Engineers and students of the School of Science and Engineering celebrated the completion of the Resnick Roof Solar Panel Project on Feb. 22. In the two weeks that this system has been up and running, it generated over 170 kilowatts of energy.
It is estimated that in one year the system will help the college save $1,000 in energy costs and carbon dioxide emissions will be reduced by 6,000 kilograms. In two weeks, over 170 kilowatts of energy has already been generated.
Donald Christian, president of SUNY New Paltz, praised everyone involved: including the two main people who developed and designed the project, Mike Otis and alumni Courtney Lia. Christian said the efforts of the project members “are actions worthy of celebration.”
“Environmental sustainability is a key value on our campus,” Christian said.
The Solar Panel Project was a collaboration between SUNY New Paltz and The Solar Energy Consortium (TSEC). The New York State Energy Research & Development Authority and State Sen. John Bonacic granted TSEC $60,000 to enable the project.

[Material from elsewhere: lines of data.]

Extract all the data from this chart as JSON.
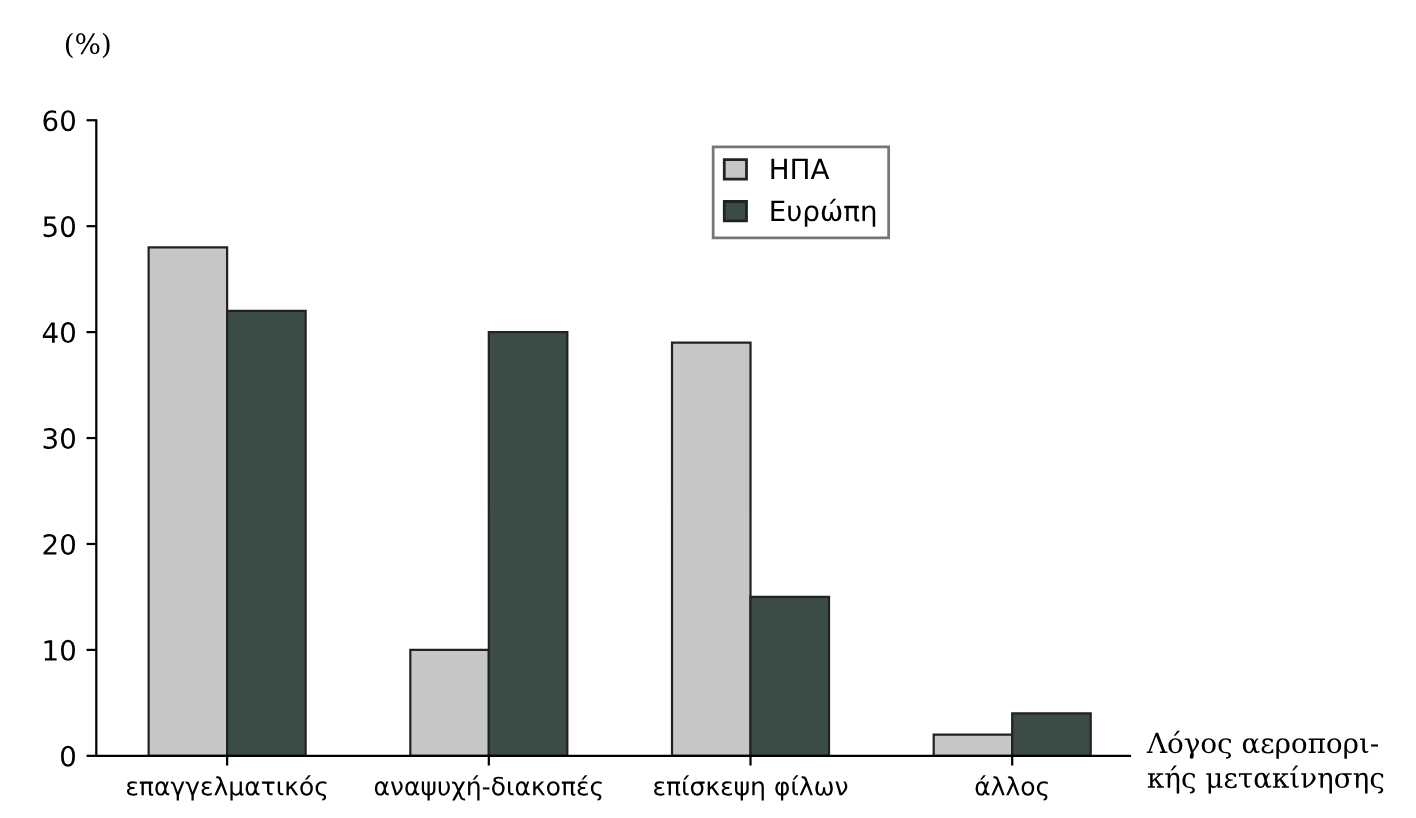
{
  "chart_data": {
    "type": "bar",
    "ylabel": "(%)",
    "xlabel": "Λόγος αεροπορι-\nκής μετακίνησης",
    "categories": [
      "επαγγελματικός",
      "αναψυχή-διακοπές",
      "επίσκεψη φίλων",
      "άλλος"
    ],
    "series": [
      {
        "name": "ΗΠΑ",
        "color": "#c4c7c6",
        "values": [
          48,
          10,
          39,
          2
        ]
      },
      {
        "name": "Ευρώπη",
        "color": "#3b4c46",
        "values": [
          42,
          40,
          15,
          4
        ]
      }
    ],
    "ylim": [
      0,
      60
    ],
    "yticks": [
      0,
      10,
      20,
      30,
      40,
      50,
      60
    ],
    "grid": false,
    "legend": "top right"
  }
}
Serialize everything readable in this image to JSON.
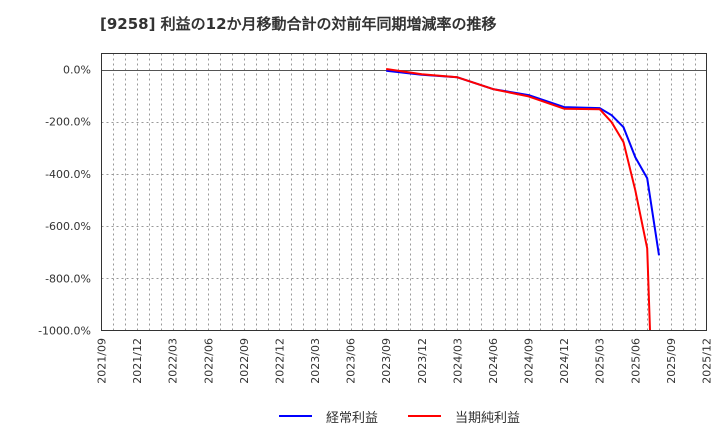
{
  "title": "[9258]  利益の12か月移動合計の対前年同期増減率の推移",
  "legend": {
    "items": [
      {
        "label": "経常利益",
        "color": "#0000ff"
      },
      {
        "label": "当期純利益",
        "color": "#ff0000"
      }
    ]
  },
  "chart_data": {
    "type": "line",
    "title": "[9258]  利益の12か月移動合計の対前年同期増減率の推移",
    "xlabel": "",
    "ylabel": "",
    "ylim": [
      -1000,
      60
    ],
    "yticks": [
      0,
      -200,
      -400,
      -600,
      -800,
      -1000
    ],
    "ytick_labels": [
      "0.0%",
      "-200.0%",
      "-400.0%",
      "-600.0%",
      "-800.0%",
      "-1000.0%"
    ],
    "xticks": [
      "2021/09",
      "2021/12",
      "2022/03",
      "2022/06",
      "2022/09",
      "2022/12",
      "2023/03",
      "2023/06",
      "2023/09",
      "2023/12",
      "2024/03",
      "2024/06",
      "2024/09",
      "2024/12",
      "2025/03",
      "2025/06",
      "2025/09",
      "2025/12"
    ],
    "grid": true,
    "legend_position": "bottom",
    "series": [
      {
        "name": "経常利益",
        "color": "#0000ff",
        "x": [
          "2023/09",
          "2023/12",
          "2024/03",
          "2024/06",
          "2024/09",
          "2024/12",
          "2025/03",
          "2025/04",
          "2025/05",
          "2025/06",
          "2025/07",
          "2025/08"
        ],
        "values": [
          -5,
          -20,
          -30,
          -75,
          -98,
          -144,
          -148,
          -175,
          -221,
          -336,
          -417,
          -712
        ]
      },
      {
        "name": "当期純利益",
        "color": "#ff0000",
        "x": [
          "2023/09",
          "2023/12",
          "2024/03",
          "2024/06",
          "2024/09",
          "2024/12",
          "2025/03",
          "2025/04",
          "2025/05",
          "2025/06",
          "2025/07",
          "2025/08"
        ],
        "values": [
          2,
          -18,
          -30,
          -75,
          -103,
          -150,
          -152,
          -202,
          -278,
          -463,
          -685,
          -1000
        ]
      }
    ]
  }
}
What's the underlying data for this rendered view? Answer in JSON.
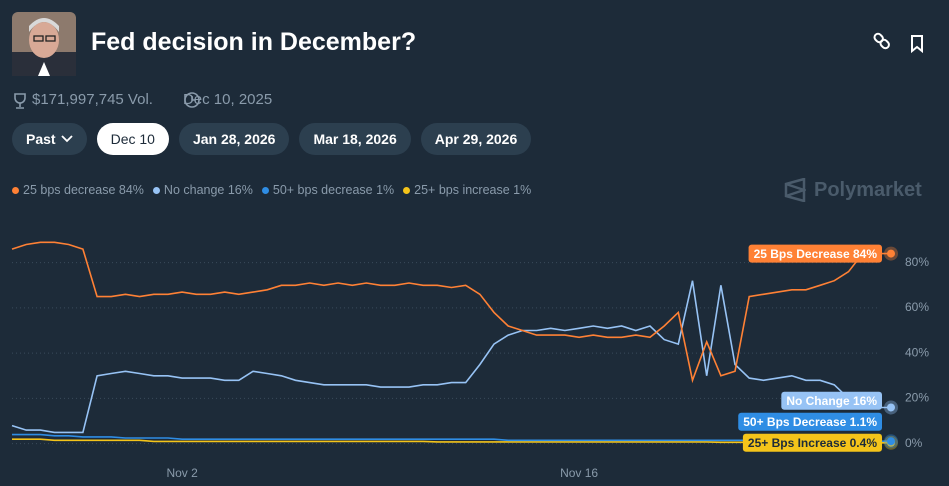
{
  "header": {
    "title": "Fed decision in December?",
    "volume": "$171,997,745 Vol.",
    "end_date": "Dec 10, 2025",
    "tabs": [
      "Past",
      "Dec 10",
      "Jan 28, 2026",
      "Mar 18, 2026",
      "Apr 29, 2026"
    ],
    "watermark": "Polymarket"
  },
  "chart_data": {
    "type": "line",
    "grid": true,
    "categories": [
      null,
      null,
      null,
      null,
      null,
      null,
      null,
      null,
      null,
      null,
      null,
      null,
      "Nov 2",
      null,
      null,
      null,
      null,
      null,
      null,
      null,
      null,
      null,
      null,
      null,
      null,
      null,
      null,
      null,
      null,
      null,
      null,
      null,
      null,
      null,
      null,
      null,
      null,
      null,
      null,
      null,
      "Nov 16",
      null,
      null,
      null,
      null,
      null,
      null,
      null,
      null,
      null,
      null,
      null,
      null,
      null,
      null,
      null,
      null,
      null,
      null,
      null,
      null,
      null,
      null
    ],
    "ylim": [
      -5,
      90
    ],
    "yticks": [
      {
        "value": 0,
        "label": "0%"
      },
      {
        "value": 20,
        "label": "20%"
      },
      {
        "value": 40,
        "label": "40%"
      },
      {
        "value": 60,
        "label": "60%"
      },
      {
        "value": 80,
        "label": "80%"
      }
    ],
    "series": [
      {
        "name": "25 bps decrease 84%",
        "tag": "25 Bps Decrease 84%",
        "color": "#ff8135",
        "values": [
          86,
          88,
          89,
          89,
          88,
          86,
          65,
          65,
          66,
          65,
          66,
          66,
          67,
          66,
          66,
          67,
          66,
          67,
          68,
          70,
          70,
          71,
          70,
          71,
          70,
          71,
          70,
          70,
          71,
          70,
          70,
          69,
          70,
          66,
          58,
          52,
          50,
          48,
          48,
          48,
          47,
          48,
          47,
          47,
          48,
          47,
          52,
          58,
          28,
          45,
          30,
          32,
          65,
          66,
          67,
          68,
          68,
          70,
          72,
          76,
          84,
          84,
          84
        ]
      },
      {
        "name": "No change 16%",
        "tag": "No Change 16%",
        "color": "#97c3f5",
        "values": [
          8,
          6,
          6,
          5,
          5,
          5,
          30,
          31,
          32,
          31,
          30,
          30,
          29,
          29,
          29,
          28,
          28,
          32,
          31,
          30,
          28,
          27,
          26,
          26,
          26,
          26,
          25,
          25,
          25,
          26,
          26,
          27,
          27,
          35,
          44,
          48,
          50,
          50,
          51,
          50,
          51,
          52,
          51,
          52,
          50,
          52,
          46,
          44,
          72,
          30,
          70,
          35,
          29,
          28,
          29,
          30,
          28,
          28,
          26,
          20,
          16,
          16,
          16
        ]
      },
      {
        "name": "50+ bps decrease 1%",
        "tag": "50+ Bps Decrease 1.1%",
        "color": "#2f8de4",
        "values": [
          4,
          4,
          4,
          3.5,
          3.5,
          3,
          3,
          3,
          2.5,
          2.5,
          2.5,
          2.5,
          2,
          2,
          2,
          2,
          2,
          2,
          2,
          2,
          2,
          2,
          2,
          2,
          2,
          2,
          2,
          2,
          2,
          2,
          2,
          2,
          2,
          2,
          2,
          1.5,
          1.5,
          1.5,
          1.5,
          1.5,
          1.5,
          1.5,
          1.5,
          1.5,
          1.5,
          1.5,
          1.5,
          1.5,
          1.5,
          1.5,
          1.5,
          1.5,
          1.5,
          1.5,
          1.5,
          1.5,
          1.2,
          1.1,
          1.1,
          1.1,
          1.1,
          1.1,
          1.1
        ]
      },
      {
        "name": "25+ bps increase 1%",
        "tag": "25+ Bps Increase 0.4%",
        "color": "#f4c41a",
        "values": [
          2,
          2,
          2,
          1.5,
          1.5,
          1.5,
          1.5,
          1.5,
          1.5,
          1.5,
          1,
          1,
          1,
          1,
          1,
          1,
          1,
          1,
          1,
          1,
          1,
          1,
          1,
          1,
          1,
          1,
          1,
          1,
          1,
          1,
          0.8,
          0.8,
          0.8,
          0.8,
          0.8,
          0.8,
          0.8,
          0.8,
          0.8,
          0.8,
          0.8,
          0.8,
          0.8,
          0.8,
          0.8,
          0.8,
          0.8,
          0.8,
          0.8,
          0.8,
          0.6,
          0.6,
          0.6,
          0.6,
          0.6,
          0.6,
          0.6,
          0.6,
          0.4,
          0.4,
          0.4,
          0.4,
          0.4
        ]
      }
    ]
  }
}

Daniel Freedman, the interim engineering dean at SUNY New Paltz, first explored solar energy when he was in 8th grade. With the help of a friend, Freedman made a two-foot long trough, lined with aluminum foil, filled it with water, and put a copper pipe through it. They thought steam would come out, when in reality the temperature had risen only about a half a degree.
“The idea of getting energy from the sun is cool,” Freedman said.
SUNY New Paltz engineering lecturer Michael Otis, a designer of the system, said the vision for this project was to put something practical in place for engineering students working to understand solar energy.
“Making a conversion from photons to electrons is a beautiful thing,” he said.
Chelsea Pontrello, a first-year electrical engineering student, was one of the seven students involved in this solar panel project. Pontrello said she found out about the project from Otis, her teacher, during class. Pontrello thought it was interesting and wanted to get involved.
“The solar panels benefit campus by reducing its carbon foot print and also saves money,” Pontrello said. “It also gives kids a hands-on role, which is good for them.”
According to Pontrello, people should want to get more involved because it is estimated that fossil fuels will dwindle critically in as little as 40 years.
“Which,” she added, “will leave us all screwed.”
Krista Barringer, a representative from Bonacic’s office, said this project could put New Paltz on the map, technologically speaking, because it has been a win-win project.
A renewable energy course will be available in the coming semesters to make more students aware of how important the conservation of energy is.